In 2006 she appeared in Aviva, My Love, which won the Israeli Film Academy's award for Best Film. A year later she appeared in Amos Gitai's French-Israeli film, Disengagement about a mother's search for the child she abandoned, amidst the disengagement on the IDF in Gaza.

In 2009 she reunited with Yedaya and Elkabetz for Jaffa, a Romeo & Juliet-inspired drama about an Israeli Jewish girl and an Israeli Arab boy who have conceived a baby and conspire to marry each other, before tragedy interrupts their plans. Her depiction of the pregnant protagonist led to another Best Actress nomination from the Israeli Film Academy.
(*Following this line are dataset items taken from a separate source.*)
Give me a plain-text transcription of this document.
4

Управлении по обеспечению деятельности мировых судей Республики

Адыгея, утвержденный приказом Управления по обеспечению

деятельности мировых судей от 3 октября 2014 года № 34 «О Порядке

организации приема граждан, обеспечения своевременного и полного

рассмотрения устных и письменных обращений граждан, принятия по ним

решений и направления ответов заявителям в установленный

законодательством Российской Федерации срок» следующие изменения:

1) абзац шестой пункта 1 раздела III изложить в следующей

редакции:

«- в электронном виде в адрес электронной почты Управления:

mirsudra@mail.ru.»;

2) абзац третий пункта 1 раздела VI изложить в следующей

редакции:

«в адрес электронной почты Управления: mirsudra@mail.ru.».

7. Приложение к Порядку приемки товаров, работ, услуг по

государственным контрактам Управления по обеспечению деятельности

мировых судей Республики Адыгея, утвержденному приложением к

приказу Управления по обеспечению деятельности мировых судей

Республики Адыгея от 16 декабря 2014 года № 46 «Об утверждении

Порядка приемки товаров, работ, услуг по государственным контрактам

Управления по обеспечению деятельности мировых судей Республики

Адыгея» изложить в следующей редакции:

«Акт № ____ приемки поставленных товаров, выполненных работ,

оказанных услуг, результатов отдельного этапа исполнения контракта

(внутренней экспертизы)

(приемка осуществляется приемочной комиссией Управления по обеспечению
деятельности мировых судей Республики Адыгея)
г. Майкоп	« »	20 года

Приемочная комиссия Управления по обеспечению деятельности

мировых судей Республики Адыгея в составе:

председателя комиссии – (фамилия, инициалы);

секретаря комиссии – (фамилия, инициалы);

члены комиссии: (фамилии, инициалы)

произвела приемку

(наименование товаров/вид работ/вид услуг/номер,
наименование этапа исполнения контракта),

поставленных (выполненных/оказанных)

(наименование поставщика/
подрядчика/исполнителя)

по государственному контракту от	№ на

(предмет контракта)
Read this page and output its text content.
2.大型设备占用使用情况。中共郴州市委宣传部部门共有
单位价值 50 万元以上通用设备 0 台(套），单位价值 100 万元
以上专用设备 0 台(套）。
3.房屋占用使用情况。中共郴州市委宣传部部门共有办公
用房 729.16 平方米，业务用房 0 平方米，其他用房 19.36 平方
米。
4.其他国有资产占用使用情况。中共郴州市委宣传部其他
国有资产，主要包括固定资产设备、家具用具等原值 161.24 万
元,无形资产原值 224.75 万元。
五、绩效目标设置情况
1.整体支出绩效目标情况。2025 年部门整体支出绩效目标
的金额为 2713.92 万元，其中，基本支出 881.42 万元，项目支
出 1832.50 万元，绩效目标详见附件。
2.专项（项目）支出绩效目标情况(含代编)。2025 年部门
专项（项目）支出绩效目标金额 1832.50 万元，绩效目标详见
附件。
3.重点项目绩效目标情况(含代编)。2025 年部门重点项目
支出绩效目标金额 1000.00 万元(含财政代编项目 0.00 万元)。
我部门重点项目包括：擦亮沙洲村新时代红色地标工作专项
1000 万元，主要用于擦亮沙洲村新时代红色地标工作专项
She shared this nomination with her work in Haiu Leilot alongside her father, Moshe Ivgy.

Ivgy has also established Tziporela, a theatre company and is currently writing and directing a short film.

==Filmography==

| Year | Film | Role | Notes |
| 1992 | Malachim B'Ruah | Dana |  |
| 1993 | Zohar | Girl #1 |  |
| 1999 | Zman Avir | Ofra |  |
| 2001 | Kochav Zore'ach Me'al HaLev | Dassy | TV |
| 2002 | Beitar Provence | Sarit | Nomination - Ophir Award for Best Supporting Actress |
| Broken Wings | Iris | Original title: Knafayim Shvurot |
| 2003 | The Barbecue People | Tikva Ida | Original title: Ha-Mangalistim Nomination - Ophir Award for Best Supporting Actress |
| Tik Sagur | Hila Zaituni | 1 episode: Kartis Sachkan |
| 2004 | Or (My Treasure) | Or | Ophir Award for Best Actress International Film Festival Bratislava Grand Prix Mexico City International Contemporary Film Festival Special Distinction Award for Best Actress |
| 2006 | The Substitute | Zohara | Original title: Hayelet Bodeda |
| Aviva, My Love | Oshrat Cohen | Original title: Aviva Ahuvati |
| Little Heroes | Liron | Original title: Giborim Ktanim |
| 2007 | The Secrets | Sigi | Original title: Ha-Sodot |
| Screenz | Gooly | TV series |
| The Arbitrator | Oshrit Asulin | 2 episodes |
| Disengagement | Dana | Amos Gitai film |
| 2009 | Ruin | Naama | Short film |
| Jaffa | Mali Wolf | Nomination - Ophir Award for Best Actress |
| 2010 | Haiu Leilot | Goni | AKA Those Were Nights Nomination - Ophir Award for Best Actress |
| Waiting for the Blackout | Lyla |  |
| 2013 | Cupcakes | Dana |  |
| 2014 | Next to Her | Gabby |  |
| Zero Motivation | Zohar |  |
| 2018 | Autonomies | Batia | TV miniseries |
| 2021 | Cinema Sabaya | Rona |  |
| 2022 | The Other Widow | Ella | Nomination - Ophir Award for Best Actress |
| Savoy | Kochava Levi | "Hybrid documentary" and dramatization of the 1975 hostage-taking at Tel Aviv's Savoy Hotel |
| 2025 | The Singer in the Mask | Herself/ Sufganiyah | Season 4 |
| Oxygen | Anat | Feature film |
| Fireflies | Dikla |  |

== Personal life ==
Ivgy is married to the artist Itamar Shamshoni. In 2013 their first son was born, and in 2018 their second son was born.

She resides in the Shapira neighborhood in Tel Aviv.